E’ il titolo della grande mostra che conclude il semestre di Expo 2015 a Milano. Così, dopo 780 anni dal suo arrivo in città, 14 opere del grande maestro tornano a Palazzo Reale, forse proprio dove Giotto lasciò due cicli di dipinti murali, oggi perduti, ad Azzone Visconti.

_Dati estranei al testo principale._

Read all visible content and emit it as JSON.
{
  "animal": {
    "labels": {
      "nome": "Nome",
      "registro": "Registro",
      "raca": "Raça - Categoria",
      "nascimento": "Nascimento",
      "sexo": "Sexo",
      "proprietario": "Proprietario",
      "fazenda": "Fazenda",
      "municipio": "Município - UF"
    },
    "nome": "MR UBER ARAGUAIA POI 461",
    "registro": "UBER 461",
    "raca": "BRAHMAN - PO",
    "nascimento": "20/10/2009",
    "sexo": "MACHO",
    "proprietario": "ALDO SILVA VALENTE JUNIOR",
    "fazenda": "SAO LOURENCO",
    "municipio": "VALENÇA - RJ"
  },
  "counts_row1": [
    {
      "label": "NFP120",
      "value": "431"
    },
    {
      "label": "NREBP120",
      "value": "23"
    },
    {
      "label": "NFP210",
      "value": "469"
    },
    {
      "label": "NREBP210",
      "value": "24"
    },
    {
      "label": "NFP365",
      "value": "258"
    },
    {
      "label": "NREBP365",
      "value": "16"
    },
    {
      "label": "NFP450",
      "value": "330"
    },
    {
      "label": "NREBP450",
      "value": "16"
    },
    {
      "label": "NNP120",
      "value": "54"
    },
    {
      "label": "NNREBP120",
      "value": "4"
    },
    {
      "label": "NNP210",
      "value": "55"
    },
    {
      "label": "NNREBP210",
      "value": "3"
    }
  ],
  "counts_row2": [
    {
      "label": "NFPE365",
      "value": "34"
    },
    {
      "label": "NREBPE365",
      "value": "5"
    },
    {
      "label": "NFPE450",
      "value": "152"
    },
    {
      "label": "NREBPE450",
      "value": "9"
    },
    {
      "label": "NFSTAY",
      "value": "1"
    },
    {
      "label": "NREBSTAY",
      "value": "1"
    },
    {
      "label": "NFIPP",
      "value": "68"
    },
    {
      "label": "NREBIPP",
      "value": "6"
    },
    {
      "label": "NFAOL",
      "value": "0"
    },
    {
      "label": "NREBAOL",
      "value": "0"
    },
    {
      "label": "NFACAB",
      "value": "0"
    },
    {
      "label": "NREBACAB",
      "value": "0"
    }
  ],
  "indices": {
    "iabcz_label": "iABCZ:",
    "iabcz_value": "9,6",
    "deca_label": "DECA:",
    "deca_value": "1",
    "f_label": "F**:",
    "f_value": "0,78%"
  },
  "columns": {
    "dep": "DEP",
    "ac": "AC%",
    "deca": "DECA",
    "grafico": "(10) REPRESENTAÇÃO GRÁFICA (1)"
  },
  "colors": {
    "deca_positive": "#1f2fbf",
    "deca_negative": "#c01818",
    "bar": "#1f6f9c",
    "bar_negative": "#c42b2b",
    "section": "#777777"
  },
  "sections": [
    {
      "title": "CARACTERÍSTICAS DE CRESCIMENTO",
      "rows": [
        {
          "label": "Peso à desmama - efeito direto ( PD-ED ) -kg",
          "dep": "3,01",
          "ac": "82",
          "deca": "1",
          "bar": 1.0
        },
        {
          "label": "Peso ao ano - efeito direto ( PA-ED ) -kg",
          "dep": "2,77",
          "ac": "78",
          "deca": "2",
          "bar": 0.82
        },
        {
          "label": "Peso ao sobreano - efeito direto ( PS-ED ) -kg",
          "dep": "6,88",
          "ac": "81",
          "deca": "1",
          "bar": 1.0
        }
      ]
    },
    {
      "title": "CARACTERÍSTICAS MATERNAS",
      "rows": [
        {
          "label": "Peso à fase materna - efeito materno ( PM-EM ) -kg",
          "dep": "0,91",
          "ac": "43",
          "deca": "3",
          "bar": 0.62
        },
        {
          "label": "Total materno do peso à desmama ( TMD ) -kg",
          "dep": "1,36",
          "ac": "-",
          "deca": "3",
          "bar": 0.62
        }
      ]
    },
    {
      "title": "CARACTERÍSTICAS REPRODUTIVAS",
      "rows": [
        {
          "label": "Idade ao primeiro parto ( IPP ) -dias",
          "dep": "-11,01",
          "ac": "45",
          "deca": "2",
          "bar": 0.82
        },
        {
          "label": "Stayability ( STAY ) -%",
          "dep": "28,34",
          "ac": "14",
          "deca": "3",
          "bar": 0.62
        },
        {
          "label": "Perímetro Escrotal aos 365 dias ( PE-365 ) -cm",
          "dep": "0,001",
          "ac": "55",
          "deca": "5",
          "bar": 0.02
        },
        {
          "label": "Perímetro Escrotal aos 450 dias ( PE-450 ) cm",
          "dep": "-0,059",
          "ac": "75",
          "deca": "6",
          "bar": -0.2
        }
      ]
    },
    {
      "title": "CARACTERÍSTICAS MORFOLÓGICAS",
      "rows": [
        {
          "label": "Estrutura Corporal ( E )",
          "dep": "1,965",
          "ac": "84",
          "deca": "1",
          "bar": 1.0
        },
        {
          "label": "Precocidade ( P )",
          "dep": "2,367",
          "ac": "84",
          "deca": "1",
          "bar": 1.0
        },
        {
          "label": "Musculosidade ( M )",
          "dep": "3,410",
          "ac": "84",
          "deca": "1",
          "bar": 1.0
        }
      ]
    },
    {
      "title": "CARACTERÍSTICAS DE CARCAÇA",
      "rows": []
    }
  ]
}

Il titolo, Giotto, l’Italia, intende sottolineare il ruolo rivoluzionario del pittore fiorentino chiamato da cardinali, ordini religiosi, banchieri, dal re di Napoli e dal signore di Milano. Giotto infatti ovunque si sia trovato a lavorare ha avuto la capacità di attrarre fortemente le scuole e gli artisti locali verso il suo stile innovatore, cambiando in modo definitivo i tragitti del linguaggio figurativo italiano. “Giotto ha inventato la lingua figurativa fondamentale degli italiani, così come Dante è stato artefice della lingua che parliamo e intendiamo” ha detto Antonio Paolucci, presidente del comitato scientifico.
La mostra, a mio avviso, merita una sosta per due motivi:
– per ammirare le Due teste di apostoli e santi (1315-1320), affresco staccato e ricomposto su uno strato di gesso dalla basilica di San Pietro e mai esposto al pubblico;
– per osservare il polittico Stefaneschi mai uscito dalle mura della Città del Vaticano;
– per la delicatezza e la sensibilità con cui Mario Bellini ha allestito lo spazio. La luce soffusa coinvolge le opere inchinandosi ad esse. Finalmente un’illuminazione degna di una grande mostra italiana.
Di Giotto hanno parlato:
– Yves Klein: “Nella basilica di san Francesco ad Assisi ci sono affreschi monocromi interamente blu!”.
– Mark Rothko: “In Giotto si comincia a vedere l’inizio della disintegrazione dell’unità”.
– Alberto Giacometti: “Ricevetti un violento pugno in pieno petto davanti a Giotto. Ero disorientato e perduto”.
– Giorgio De Chirico: “In Giotto il senso architettonico raggiunge alti spazi metafisici”.
– Henri Matisse: “Quando vedo gli affreschi di Giotto non mi preoccupo di sapere quale scena di Cristo ho sotto gli occhi”.
Giotto, l’Italia resterà aperta al pubblico fino al 10 gennaio 2016.